Delay Sensitive Hierarchical Federated Learning with Stochastic Local Updates
Abdulmoneam Ali, Ahmed Arafa
TL;DR
The paper addresses federated learning in delay-prone networks by proposing a delay-sensitive hierarchical FL (HFL) framework with local parameter servers (LPSs) and a global parameter server (GPS). Local updates are stochastic and occur for a random number of iterations $t_i^u$ within a global sync window $S$, with the overall training time constrained by a system deadline $T$; the GPS aggregates after the maximum group latency. The authors derive a bound on the LPS-GPS divergence (Lemma 1) and establish convergence guarantees for non-convex objectives at both the local-group and global levels, highlighting how the number of groups, group sizes, and $S$ govern performance. They show a sublinear convergence rate $\igO(1/\sqrt{\mathcal{U}})$ under reasonable local-time bounds and validate the theory with experiments across datasets, illustrating how to tune $S$ and clustering to mitigate delay effects and improve fairness. The work demonstrates that carefully designed synchronization and grouping can yield substantial gains in delay-constrained FL and provides practical guidance for deploying HFL in 6G-era networks.
Abstract
The impact of local averaging on the performance of federated learning (FL) systems is studied in the presence of communication delay between the clients and the parameter server.
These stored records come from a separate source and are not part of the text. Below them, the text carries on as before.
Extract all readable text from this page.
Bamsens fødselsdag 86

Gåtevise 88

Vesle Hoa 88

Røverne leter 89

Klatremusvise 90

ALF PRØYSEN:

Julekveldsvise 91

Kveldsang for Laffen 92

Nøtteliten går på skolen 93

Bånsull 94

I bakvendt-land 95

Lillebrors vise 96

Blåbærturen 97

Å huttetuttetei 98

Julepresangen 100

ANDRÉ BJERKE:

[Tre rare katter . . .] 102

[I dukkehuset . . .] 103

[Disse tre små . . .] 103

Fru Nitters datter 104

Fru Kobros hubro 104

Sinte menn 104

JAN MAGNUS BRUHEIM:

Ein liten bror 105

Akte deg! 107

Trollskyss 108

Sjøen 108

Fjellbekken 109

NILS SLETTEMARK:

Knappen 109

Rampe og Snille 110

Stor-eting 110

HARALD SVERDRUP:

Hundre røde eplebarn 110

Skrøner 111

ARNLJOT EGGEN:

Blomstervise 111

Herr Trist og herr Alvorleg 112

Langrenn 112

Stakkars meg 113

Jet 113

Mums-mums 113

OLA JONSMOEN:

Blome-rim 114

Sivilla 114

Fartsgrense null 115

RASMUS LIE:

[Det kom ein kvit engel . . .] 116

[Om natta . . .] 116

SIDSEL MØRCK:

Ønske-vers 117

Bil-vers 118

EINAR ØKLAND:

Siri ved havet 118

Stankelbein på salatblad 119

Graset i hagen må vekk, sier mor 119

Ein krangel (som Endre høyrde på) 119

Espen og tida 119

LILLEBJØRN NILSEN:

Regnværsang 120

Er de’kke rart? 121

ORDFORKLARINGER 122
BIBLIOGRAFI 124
To minimize the effect of delay, clients are assigned into different groups, each having its own local parameter server (LPS) that aggregates its clients' models. The groups' models are then aggregated at a global parameter server (GPS) that only communicates with the LPSs. Such setting is known as hierarchical FL (HFL). Unlike most works in the literature, the number of local and global communication rounds in our work is randomly determined by the (different) delays experienced by each group of clients. Specifically, the number of local averaging rounds is tied to a wall-clock time period coined the sync time $S$, after which the LPSs synchronize their models by sharing them with the GPS. Such sync time $S$ is then reapplied until a global wall-clock time is exhausted. First, an upper bound on the deviation between the updated model at each LPS with respect to that available at the GPS is derived. This is then used as a tool to derive the convergence analysis of our proposed delay-sensitive HFL algorithm, first at each LPS individually, and then at the GPS. Our theoretical convergence bound showcases the effects of the whole system's parameters, including the number of groups, the number of clients per group, and the value of $S$. Our results show that the value of $S$ should be carefully chosen, especially since it implicitly governs how the delay statistics affect the performance of HFL in situations where training time is restricted.